PCS expects to hear Labour commitments to end the two-child benefit cap and strengthen workers’ rights in the state opening of parliament on Wednesday.

King Charles will deliver a speech tomorrow (17) to mark the state opening of parliament. His speech will set out the legislative plans of the next Labour government.

During the general election campaign PCS published our key demands for a future government in the PCS Charter.

Among other demands, PCS is calling on Labour to return to national collective bargaining for the civil service and bring about pay restoration and an inflation-proofed pay rise. In addition, the new government must ensure there is a properly staffed civil service, that outsourced jobs are brought back in-house into the public sector, and that civil servants have pensions justice.

The new government must also overhaul Universal Credit to create a social security system which supports the individual and does not demonise those who cannot work - and take steps to make sure big business and the top 1% pay their fair share of tax.

PCS general secretary Fran Heathcote has called on prime minister Keir Starmer to “get around the table and work with us to put an end to endemic low pay, job insecurity, privatisation and Tory attacks on civil service pensions” and said that we “demand a government that values its own workforce after years of Tory neglect and destruction”.

"PCS members, as the government's own workforce, will be watching the King’s Speech very closely. The Labour Party, which was established by and for workers, must create real and positive change for workers, their families and communities through improved public services, not austerity or austerity-lite.

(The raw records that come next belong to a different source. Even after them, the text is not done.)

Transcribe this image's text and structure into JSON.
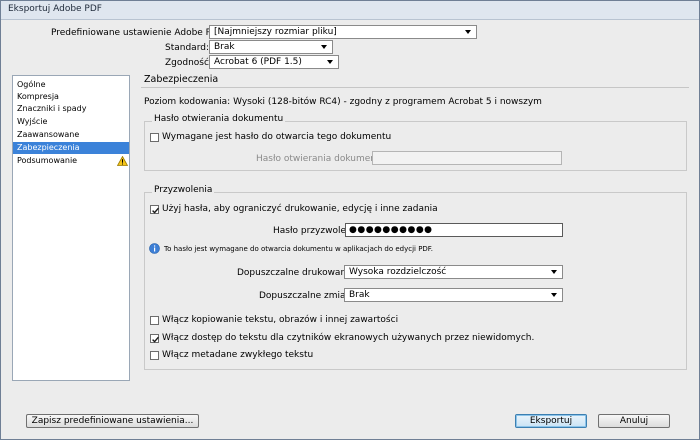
{
  "window": {
    "title": "Eksportuj Adobe PDF"
  },
  "top": {
    "preset_label": "Predefiniowane ustawienie Adobe PDF:",
    "preset_value": "[Najmniejszy rozmiar pliku]",
    "standard_label": "Standard:",
    "standard_value": "Brak",
    "compat_label": "Zgodność:",
    "compat_value": "Acrobat 6 (PDF 1.5)"
  },
  "sidebar": {
    "items": [
      {
        "label": "Ogólne"
      },
      {
        "label": "Kompresja"
      },
      {
        "label": "Znaczniki i spady"
      },
      {
        "label": "Wyjście"
      },
      {
        "label": "Zaawansowane"
      },
      {
        "label": "Zabezpieczenia"
      },
      {
        "label": "Podsumowanie"
      }
    ]
  },
  "section": {
    "title": "Zabezpieczenia",
    "encryption_level": "Poziom kodowania: Wysoki (128-bitów RC4) - zgodny z programem Acrobat 5 i nowszym"
  },
  "open_password": {
    "legend": "Hasło otwierania dokumentu",
    "checkbox_label": "Wymagane jest hasło do otwarcia tego dokumentu",
    "field_label": "Hasło otwierania dokumentu:",
    "field_value": ""
  },
  "permissions": {
    "legend": "Przyzwolenia",
    "use_password_label": "Użyj hasła, aby ograniczyć drukowanie, edycję i inne zadania",
    "password_label": "Hasło przyzwoleń:",
    "password_value": "●●●●●●●●●●",
    "info_text": "To hasło jest wymagane do otwarcia dokumentu w aplikacjach do edycji PDF.",
    "printing_label": "Dopuszczalne drukowanie:",
    "printing_value": "Wysoka rozdzielczość",
    "changes_label": "Dopuszczalne zmiany:",
    "changes_value": "Brak",
    "copy_label": "Włącz kopiowanie tekstu, obrazów i innej zawartości",
    "screenreader_label": "Włącz dostęp do tekstu dla czytników ekranowych używanych przez niewidomych.",
    "metadata_label": "Włącz metadane zwykłego tekstu"
  },
  "buttons": {
    "save_preset": "Zapisz predefiniowane ustawienia...",
    "export": "Eksportuj",
    "cancel": "Anuluj"
  },
  "colors": {
    "selection": "#3b82d9",
    "primary_button_border": "#3c7fb1"
  }
}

As a union that is not affiliated to the party, we will hold Keir Starmer’s feet to the fire."

Watered down

Although the monarch delivers the King's speech, the government writes it, with Labour expected to reveal more than 35 new laws. Key proposals include new rules on smoking, planning law reforms, nationalisation of the railways, House of Lords reforms, and the creation of Great British Energy.

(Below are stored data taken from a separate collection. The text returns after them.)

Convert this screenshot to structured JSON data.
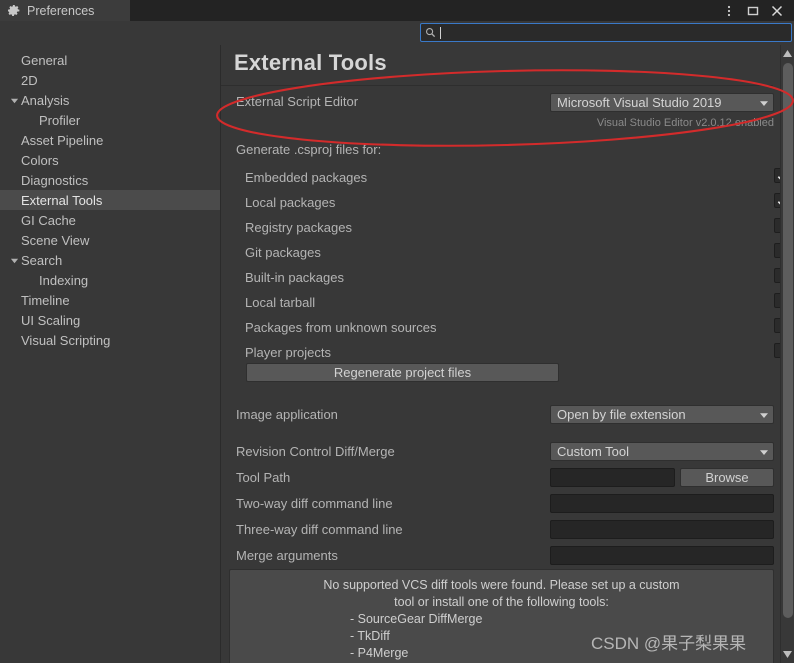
{
  "window": {
    "tab_label": "Preferences",
    "tab_icon": "gear-icon",
    "controls": [
      {
        "name": "more-menu-icon",
        "glyph": "vertical-dots"
      },
      {
        "name": "maximize-icon",
        "glyph": "square"
      },
      {
        "name": "close-icon",
        "glyph": "x"
      }
    ]
  },
  "search": {
    "value": "",
    "placeholder": "",
    "icon": "search-icon"
  },
  "sidebar": {
    "items": [
      {
        "label": "General",
        "indent": 0,
        "arrow": false,
        "selected": false
      },
      {
        "label": "2D",
        "indent": 0,
        "arrow": false,
        "selected": false
      },
      {
        "label": "Analysis",
        "indent": 0,
        "arrow": true,
        "selected": false
      },
      {
        "label": "Profiler",
        "indent": 1,
        "arrow": false,
        "selected": false
      },
      {
        "label": "Asset Pipeline",
        "indent": 0,
        "arrow": false,
        "selected": false
      },
      {
        "label": "Colors",
        "indent": 0,
        "arrow": false,
        "selected": false
      },
      {
        "label": "Diagnostics",
        "indent": 0,
        "arrow": false,
        "selected": false
      },
      {
        "label": "External Tools",
        "indent": 0,
        "arrow": false,
        "selected": true
      },
      {
        "label": "GI Cache",
        "indent": 0,
        "arrow": false,
        "selected": false
      },
      {
        "label": "Scene View",
        "indent": 0,
        "arrow": false,
        "selected": false
      },
      {
        "label": "Search",
        "indent": 0,
        "arrow": true,
        "selected": false
      },
      {
        "label": "Indexing",
        "indent": 1,
        "arrow": false,
        "selected": false
      },
      {
        "label": "Timeline",
        "indent": 0,
        "arrow": false,
        "selected": false
      },
      {
        "label": "UI Scaling",
        "indent": 0,
        "arrow": false,
        "selected": false
      },
      {
        "label": "Visual Scripting",
        "indent": 0,
        "arrow": false,
        "selected": false
      }
    ]
  },
  "main": {
    "title": "External Tools",
    "script_editor": {
      "label": "External Script Editor",
      "value": "Microsoft Visual Studio 2019",
      "note": "Visual Studio Editor v2.0.12 enabled"
    },
    "csproj": {
      "header": "Generate .csproj files for:",
      "options": [
        {
          "label": "Embedded packages",
          "checked": true
        },
        {
          "label": "Local packages",
          "checked": true
        },
        {
          "label": "Registry packages",
          "checked": false
        },
        {
          "label": "Git packages",
          "checked": false
        },
        {
          "label": "Built-in packages",
          "checked": false
        },
        {
          "label": "Local tarball",
          "checked": false
        },
        {
          "label": "Packages from unknown sources",
          "checked": false
        },
        {
          "label": "Player projects",
          "checked": false
        }
      ],
      "regenerate_button": "Regenerate project files"
    },
    "image_application": {
      "label": "Image application",
      "value": "Open by file extension"
    },
    "diff_merge": {
      "label": "Revision Control Diff/Merge",
      "value": "Custom Tool"
    },
    "tool_path": {
      "label": "Tool Path",
      "value": "",
      "browse_button": "Browse"
    },
    "two_way": {
      "label": "Two-way diff command line",
      "value": ""
    },
    "three_way": {
      "label": "Three-way diff command line",
      "value": ""
    },
    "merge_args": {
      "label": "Merge arguments",
      "value": ""
    },
    "help": {
      "line1": "No supported VCS diff tools were found. Please set up a custom",
      "line2": "tool or install one of the following tools:",
      "tools": [
        "- SourceGear DiffMerge",
        "- TkDiff",
        "- P4Merge"
      ]
    }
  },
  "watermark": {
    "text": "CSDN @果子梨果果"
  },
  "annotation": {
    "shape": "ellipse",
    "color": "#d32b2b"
  },
  "colors": {
    "window_bg": "#383838",
    "titlebar_bg": "#232323",
    "tab_bg": "#3c3c3c",
    "selected_row": "#4b4b4b",
    "control_bg": "#585858",
    "field_bg": "#262626",
    "helpbox_bg": "#4a4a4a",
    "focus_border": "#3a79c8",
    "annotation": "#d32b2b"
  }
}
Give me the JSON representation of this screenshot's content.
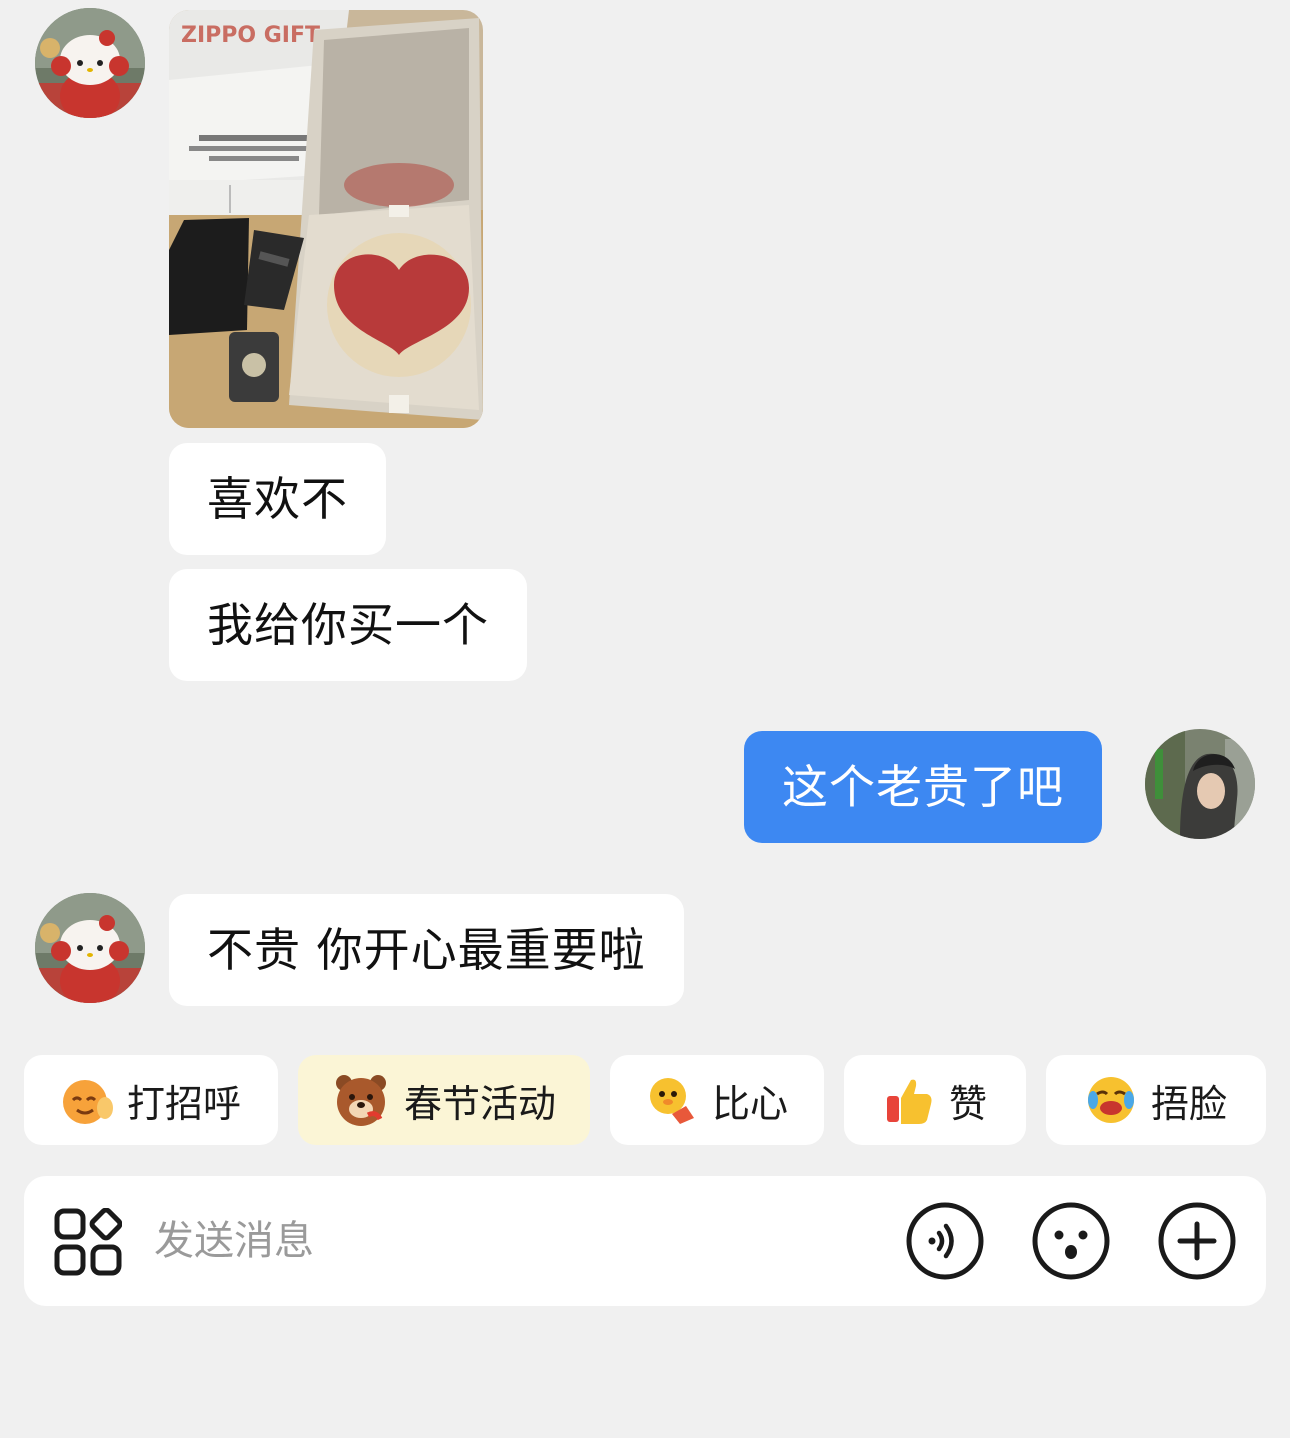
{
  "messages": [
    {
      "from": "contact",
      "type": "image",
      "image_text": "ZIPPO GIFT"
    },
    {
      "from": "contact",
      "type": "text",
      "text": "喜欢不"
    },
    {
      "from": "contact",
      "type": "text",
      "text": "我给你买一个"
    },
    {
      "from": "me",
      "type": "text",
      "text": "这个老贵了吧"
    },
    {
      "from": "contact",
      "type": "text",
      "text": "不贵 你开心最重要啦"
    }
  ],
  "quick_replies": [
    {
      "label": "打招呼",
      "icon": "wave-emoji-icon"
    },
    {
      "label": "春节活动",
      "icon": "bear-emoji-icon",
      "highlighted": true
    },
    {
      "label": "比心",
      "icon": "heart-hand-emoji-icon"
    },
    {
      "label": "赞",
      "icon": "thumbs-up-emoji-icon"
    },
    {
      "label": "捂脸",
      "icon": "facepalm-emoji-icon"
    }
  ],
  "composer": {
    "placeholder": "发送消息",
    "icons": [
      "apps-icon",
      "voice-icon",
      "emoji-icon",
      "plus-icon"
    ]
  },
  "colors": {
    "background": "#f0f0f0",
    "bubble_received": "#ffffff",
    "bubble_sent": "#3d88f2",
    "chip_highlight": "#fbf5d6"
  }
}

Many expect Labour to pass the new Employment Rights Bill within 100 days of Keir Starmer taking power. It's expected to include a ban on zero hour contracts and greater protections against unfair dismissal.

However, there are fears in the trade union movement that Keir Starmer, who has previously praised Margaret Thatcher and has reprimanded MPs for attending picket lines, may dilute or even discard his pledges on workers’ rights over the course of this parliament.

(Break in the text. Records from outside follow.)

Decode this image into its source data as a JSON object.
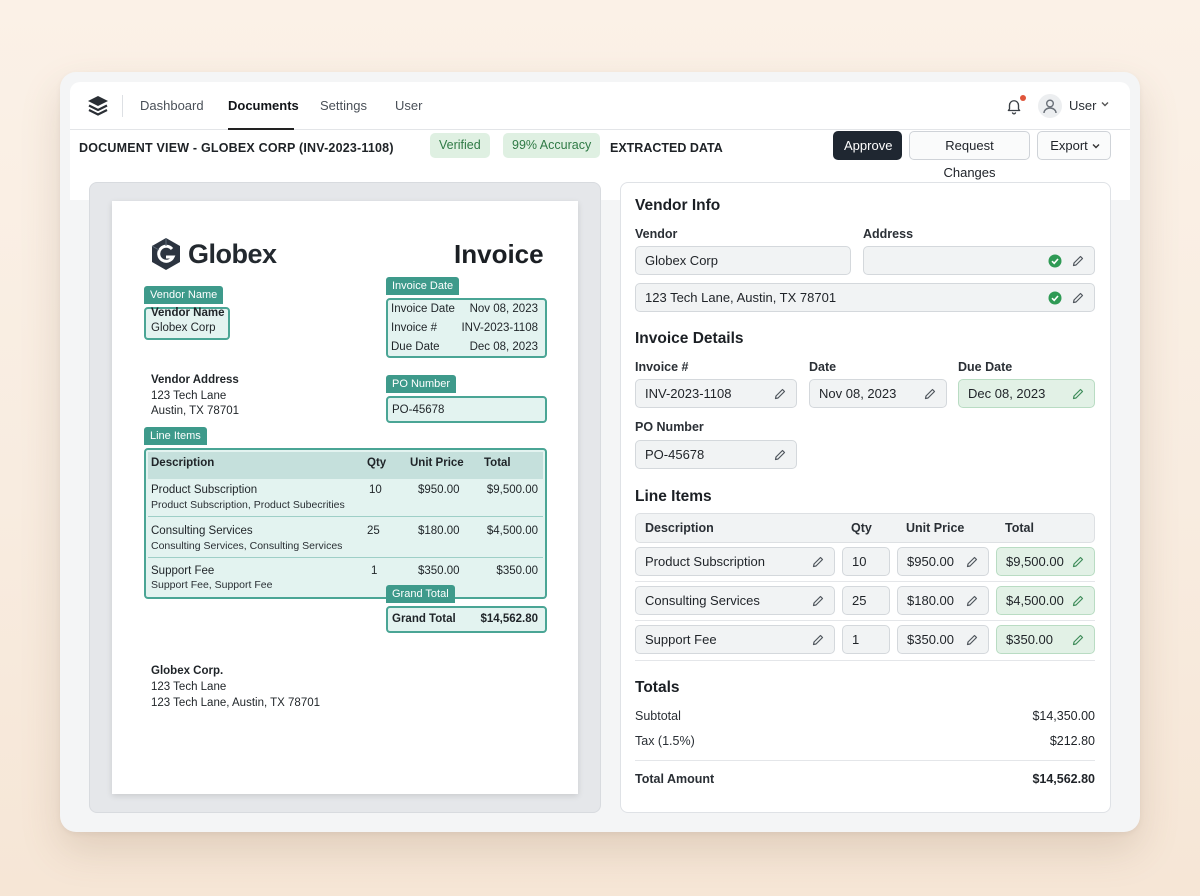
{
  "nav": {
    "items": [
      "Dashboard",
      "Documents",
      "Settings",
      "User"
    ],
    "active": "Documents",
    "user_label": "User"
  },
  "toolbar": {
    "doc_title": "DOCUMENT VIEW - GLOBEX CORP (INV-2023-1108)",
    "badge_verified": "Verified",
    "badge_accuracy": "99% Accuracy",
    "extracted_title": "EXTRACTED DATA",
    "approve_label": "Approve",
    "request_changes_label": "Request Changes",
    "export_label": "Export"
  },
  "document": {
    "brand": "Globex",
    "heading": "Invoice",
    "tags": {
      "vendor_name": "Vendor Name",
      "invoice_date": "Invoice Date",
      "po_number": "PO Number",
      "line_items": "Line Items",
      "grand_total": "Grand Total"
    },
    "vendor_name_label": "Vendor Name",
    "vendor_name_value": "Globex Corp",
    "invoice_date_label": "Invoice Date",
    "invoice_date_value": "Nov 08, 2023",
    "invoice_num_label": "Invoice #",
    "invoice_num_value": "INV-2023-1108",
    "due_date_label": "Due Date",
    "due_date_value": "Dec 08, 2023",
    "vendor_address_label": "Vendor Address",
    "vendor_address_line1": "123 Tech Lane",
    "vendor_address_line2": "Austin, TX 78701",
    "po_value": "PO-45678",
    "table_headers": [
      "Description",
      "Qty",
      "Unit Price",
      "Total"
    ],
    "lines": [
      {
        "desc": "Product Subscription",
        "sub": "Product Subscription, Product Subecrities",
        "qty": "10",
        "unit": "$950.00",
        "total": "$9,500.00"
      },
      {
        "desc": "Consulting Services",
        "sub": "Consulting Services, Consulting Services",
        "qty": "25",
        "unit": "$180.00",
        "total": "$4,500.00"
      },
      {
        "desc": "Support Fee",
        "sub": "Support Fee, Support Fee",
        "qty": "1",
        "unit": "$350.00",
        "total": "$350.00"
      }
    ],
    "grand_total_label": "Grand Total",
    "grand_total_value": "$14,562.80",
    "footer_name": "Globex Corp.",
    "footer_line1": "123 Tech Lane",
    "footer_line2": "123 Tech Lane, Austin, TX 78701"
  },
  "extracted": {
    "vendor_info_title": "Vendor Info",
    "vendor_label": "Vendor",
    "vendor_value": "Globex Corp",
    "address_label": "Address",
    "address_value": "",
    "address_line_value": "123 Tech Lane, Austin, TX 78701",
    "invoice_details_title": "Invoice Details",
    "invoice_num_label": "Invoice #",
    "invoice_num_value": "INV-2023-1108",
    "date_label": "Date",
    "date_value": "Nov 08, 2023",
    "due_date_label": "Due Date",
    "due_date_value": "Dec 08, 2023",
    "po_label": "PO Number",
    "po_value": "PO-45678",
    "line_items_title": "Line Items",
    "line_headers": [
      "Description",
      "Qty",
      "Unit Price",
      "Total"
    ],
    "lines": [
      {
        "desc": "Product Subscription",
        "qty": "10",
        "unit": "$950.00",
        "total": "$9,500.00"
      },
      {
        "desc": "Consulting Services",
        "qty": "25",
        "unit": "$180.00",
        "total": "$4,500.00"
      },
      {
        "desc": "Support Fee",
        "qty": "1",
        "unit": "$350.00",
        "total": "$350.00"
      }
    ],
    "totals_title": "Totals",
    "subtotal_label": "Subtotal",
    "subtotal_value": "$14,350.00",
    "tax_label": "Tax (1.5%)",
    "tax_value": "$212.80",
    "total_amount_label": "Total Amount",
    "total_amount_value": "$14,562.80"
  },
  "icons": {
    "logo": "stack-layers-icon",
    "bell": "bell-icon",
    "notification": "notification-dot",
    "avatar": "user-avatar-icon",
    "chevron": "chevron-down-icon",
    "pencil": "pencil-icon",
    "check": "check-circle-icon"
  },
  "colors": {
    "accent_teal": "#3e9a8b",
    "verified_green": "#2f7a45",
    "primary_button": "#1f2731",
    "confirmed_field": "#e2f1e6",
    "notification_dot": "#e0553a"
  }
}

Last year, Labour’s ‘A New Deal for Working People’ – a policy paper agreed in 2021 which set out in detail how the party would strengthen workers’ rights – was watered down significantly.

Recent reports have suggested that the deputy prime minister Angela Rayner, who has been leading on employment rights for Labour while in opposition, is already being sidelined in the new government. Just last week, Starmer himself told journalists in Washington that he will not accept pay demands from public sector unions for their members.

During last year’s King’s Speech, the Conservative government promised to rush through laws which would effectively criminalise strike action for thousands of our Home Office members, including border security staff in Border Force and workers in the Passport Office.

This time around PCS will be paying special attention to the workers’ rights dimensions of the King’s Speech as well as any announcements on social security reforms.

Labour are under pressure to end two-child benefit cap, a punitive Tory policy which restricts child tax credit and universal credit to the first two children in most households.

Liverpool Riverside Labour MP Kim Johnson tweeted this week that she would be “laying an amendment to the King’s Speech calling for the cap to scrapped - immediately lifting 250,000 children out of poverty".